Flores de amor



Autor: Oscar Wilde 

Ґ λνkύιкрς  Έρώς

Amor, no te culpo; la culpa fue mía,

          no hubiera yo sido de arcilla común

habría escalado alturas más altas aún no alcanzadas,

          visto aire más lleno, y día más pleno.

Desde mi locura de pasión gastada

          habría tañido más clara canción,

encendido luz más luminosa, libertad más libre,

          luchado con malas cabezas de hidra.

Hubieran mis labios sido doblegados hasta hacerse música

          por besos que sólo hicieran sangrar,

habrías caminado con Bice y los ángeles

          en el prado verde y esmaltado.

Si hubiera seguido el camino en que Dante viera

          los siete círculos brillantes,

¡Ay!, tal vez observara los cielos abrirse, como

          se abrieran para el florentino.

Y las poderosas naciones me habrían coronado,

          a mí que no tengo nombre ni corona;

y un alba oriental me hallaría postrado

          al umbral de la Casa de la Fama.

Me habría sentado en el círculo de mármol donde

          el más viejo bardo es como el más joven,

y la flauta siempre produce su miel, y cuerdas

          de lira están siempre prestas.

Hubiera Keats sacado sus rizos himeneos

          del vino con adormidera,

habría besado mi frente con boca de ambrosía,

          tomado la mano del noble amor en la mía.

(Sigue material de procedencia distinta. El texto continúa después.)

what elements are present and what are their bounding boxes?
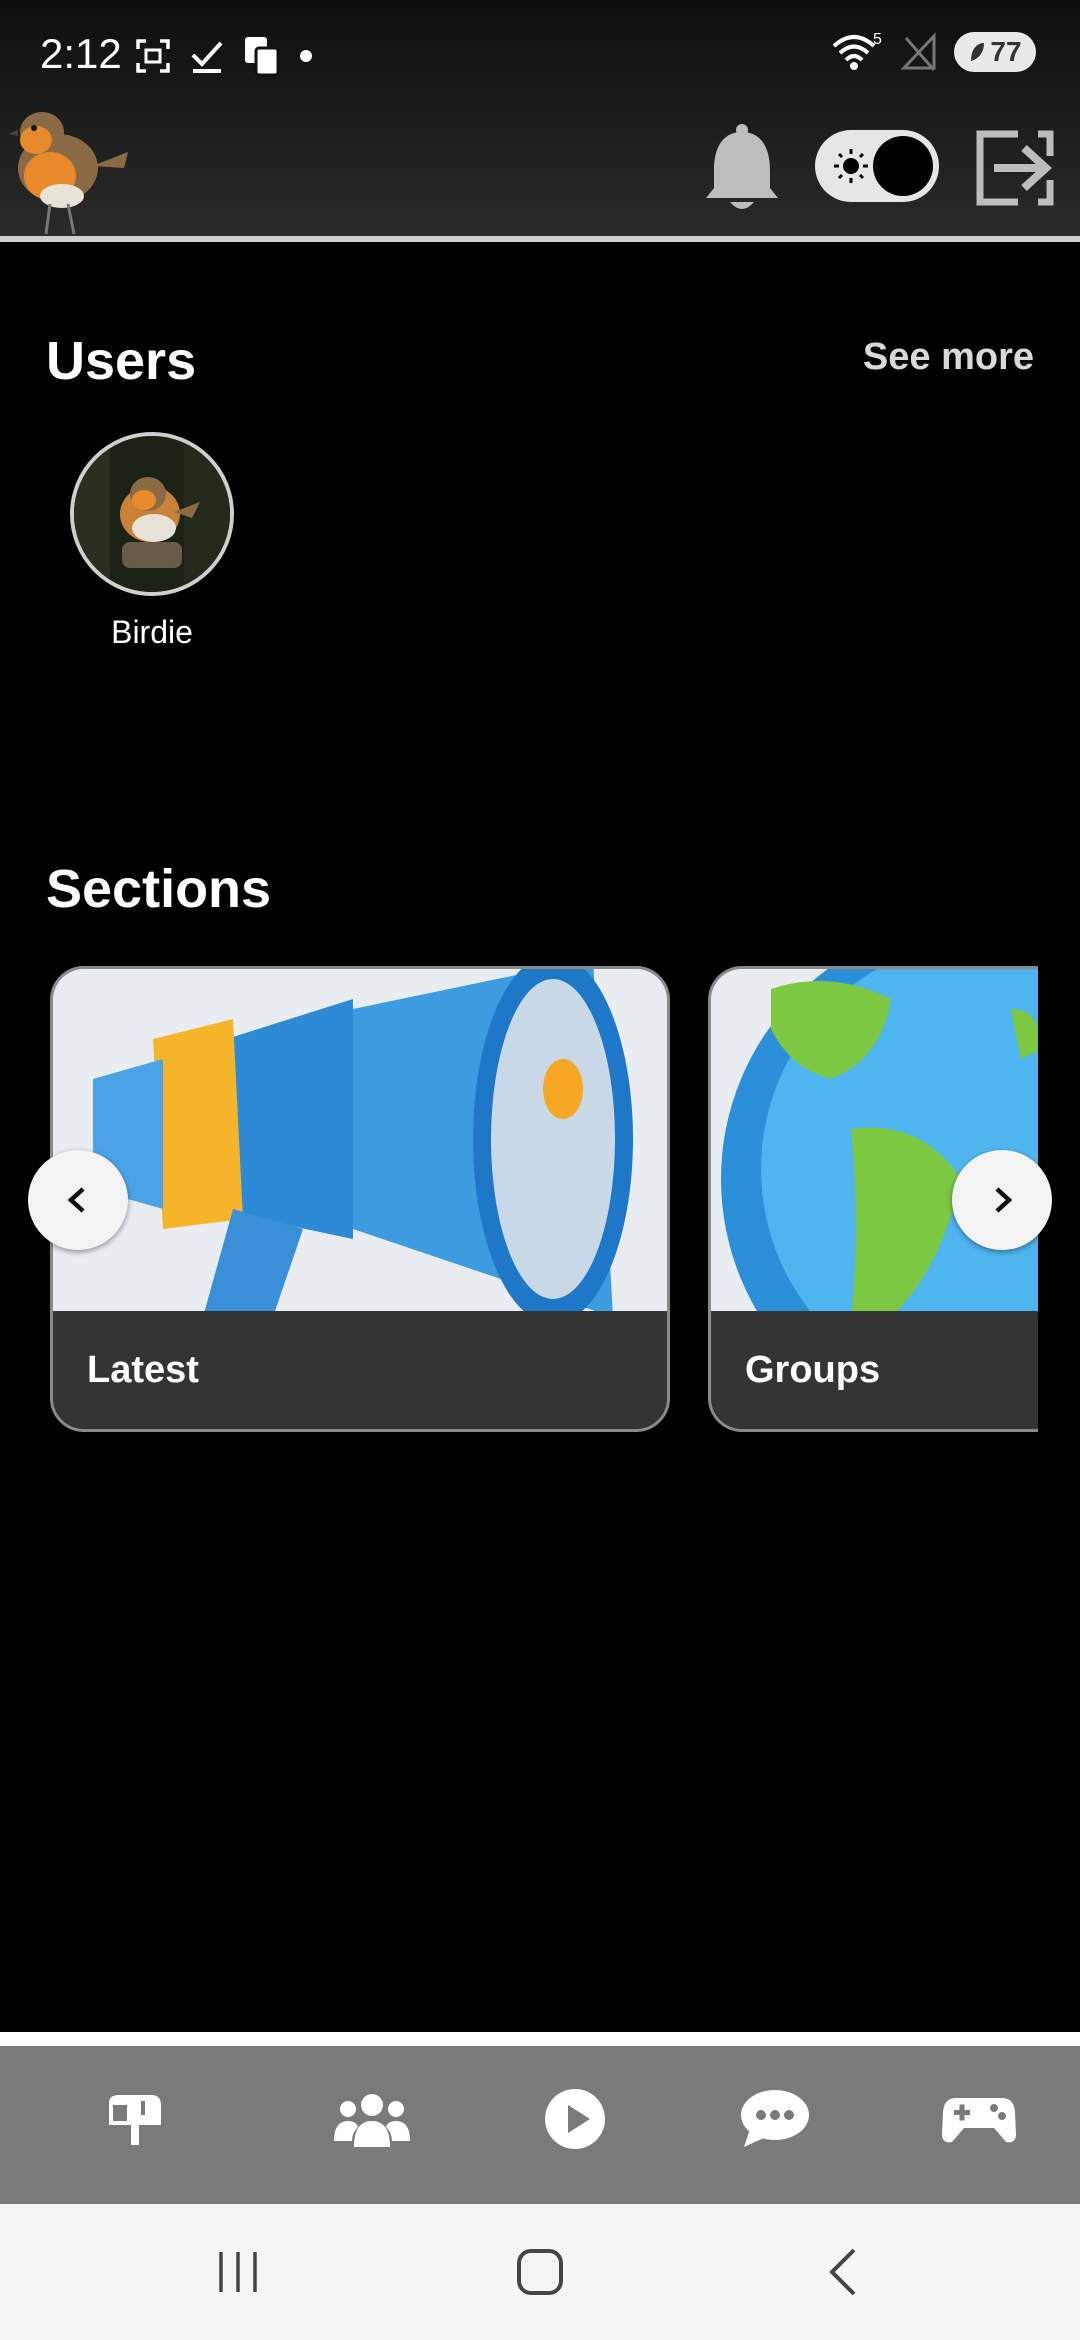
nav-top-border	[0, 2032, 1080, 2046]
copy-icon	[245, 37, 280, 77]
home-button[interactable]	[500, 2240, 580, 2304]
status-time: 2:12	[40, 30, 122, 77]
play-icon	[545, 2089, 605, 2149]
globe-image	[711, 969, 1038, 1429]
users-title: Users	[46, 331, 197, 391]
nav-play[interactable]	[530, 2074, 620, 2164]
app-header: 2:12 5 77	[0, 0, 1080, 236]
signal-off-icon	[900, 32, 936, 71]
carousel-prev-button[interactable]	[28, 1150, 128, 1250]
back-button[interactable]	[802, 2240, 882, 2304]
see-more-link[interactable]: See more	[863, 336, 1034, 379]
users-icon	[334, 2094, 410, 2147]
screenshot-icon	[136, 39, 170, 73]
dot-icon	[300, 50, 312, 62]
mailbox-icon	[109, 2095, 161, 2145]
chat-icon	[741, 2090, 809, 2147]
header-divider	[0, 236, 1080, 242]
recent-apps-icon	[219, 2252, 257, 2292]
status-icons-left	[134, 34, 312, 78]
wifi-icon: 5	[832, 32, 882, 70]
nav-users[interactable]	[327, 2074, 417, 2164]
chevron-left-icon	[67, 1187, 85, 1213]
gamepad-icon	[942, 2098, 1016, 2143]
system-nav-bar	[0, 2204, 1080, 2340]
toggle-knob	[873, 136, 933, 196]
home-icon	[517, 2249, 563, 2295]
check-icon	[191, 41, 223, 73]
battery-saver-icon	[971, 43, 985, 61]
avatar-image	[74, 436, 230, 592]
back-icon	[829, 2248, 856, 2296]
robin-bird-logo[interactable]	[0, 96, 132, 236]
sections-title: Sections	[46, 859, 272, 919]
section-card-label: Groups	[711, 1311, 1038, 1429]
sun-icon	[834, 149, 868, 183]
bottom-nav	[0, 2046, 1080, 2204]
wifi-superscript: 5	[873, 32, 882, 48]
battery-indicator: 77	[954, 32, 1036, 72]
sections-carousel: Latest Groups	[0, 966, 1080, 1432]
carousel-next-button[interactable]	[952, 1150, 1052, 1250]
megaphone-image	[53, 969, 667, 1324]
logout-icon[interactable]	[972, 126, 1056, 210]
recent-apps-button[interactable]	[198, 2240, 278, 2304]
bell-icon[interactable]	[700, 122, 784, 214]
section-card-latest[interactable]: Latest	[50, 966, 670, 1432]
nav-chat[interactable]	[730, 2074, 820, 2164]
user-name[interactable]: Birdie	[70, 614, 234, 651]
status-icons-right: 5 77	[832, 32, 1036, 72]
battery-level: 77	[990, 36, 1022, 67]
theme-toggle[interactable]	[815, 130, 939, 202]
section-card-label: Latest	[53, 1311, 667, 1429]
app-screen: 2:12 5 77 Users See more Birdie Sections…	[0, 0, 1080, 2340]
nav-mailbox[interactable]	[90, 2074, 180, 2164]
avatar[interactable]	[70, 432, 234, 596]
chevron-right-icon	[995, 1187, 1013, 1213]
nav-games[interactable]	[934, 2074, 1024, 2164]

Y en primavera, cuando flor de manzano

          acaricia un pecho bruñido de paloma,

dos jóvenes amantes yaciendo en la huerta

          habrían leído nuestra historia de amor.

Habrían leído la leyenda de mi pasión, conocido

          el amargo secreto de mi corazón,

habrían besado igual que nosotros, sin estar

          destinados por siempre a separarse.

Pues la roja flor de nuestra vida es roída

          por el gusano de la verdad

y ninguna mano puede recoger los restos caídos:

          pétalos de rosa juventud.

Sin embargo, no lamento haberte amado -¡ah, qué más

          podía hacer un muchacho,

cuando el diente del tiempo devora y los silenciosos

          años persiguen!

Sin timón, vamos a la deriva en la tempestad

          y cuando la tormenta de juventud ha pasado,

sin lira, sin laúd ni coro, la Muerte,

          el piloto silencioso, arriba al fin.

Y en la tumba no hay placer, pues el ciego

          gusano se ceba en la raíz,

y el Deseo tiembla hasta tornarse ceniza,

          y el árbol de la pasión ya no tiene fruto.

¡Ah!, qué más debía hacer sino amarte; aún

          la madre de Dios me era menos querida,

y menos querida la elevación citérea desde el mar

          como un lirio argénteo.

He elegido, he vivido mis poemas y, aunque

          la juventud se fuera en días perdidos,

hallé mejor la corona de mirto del amante

          que la de laurel del poeta.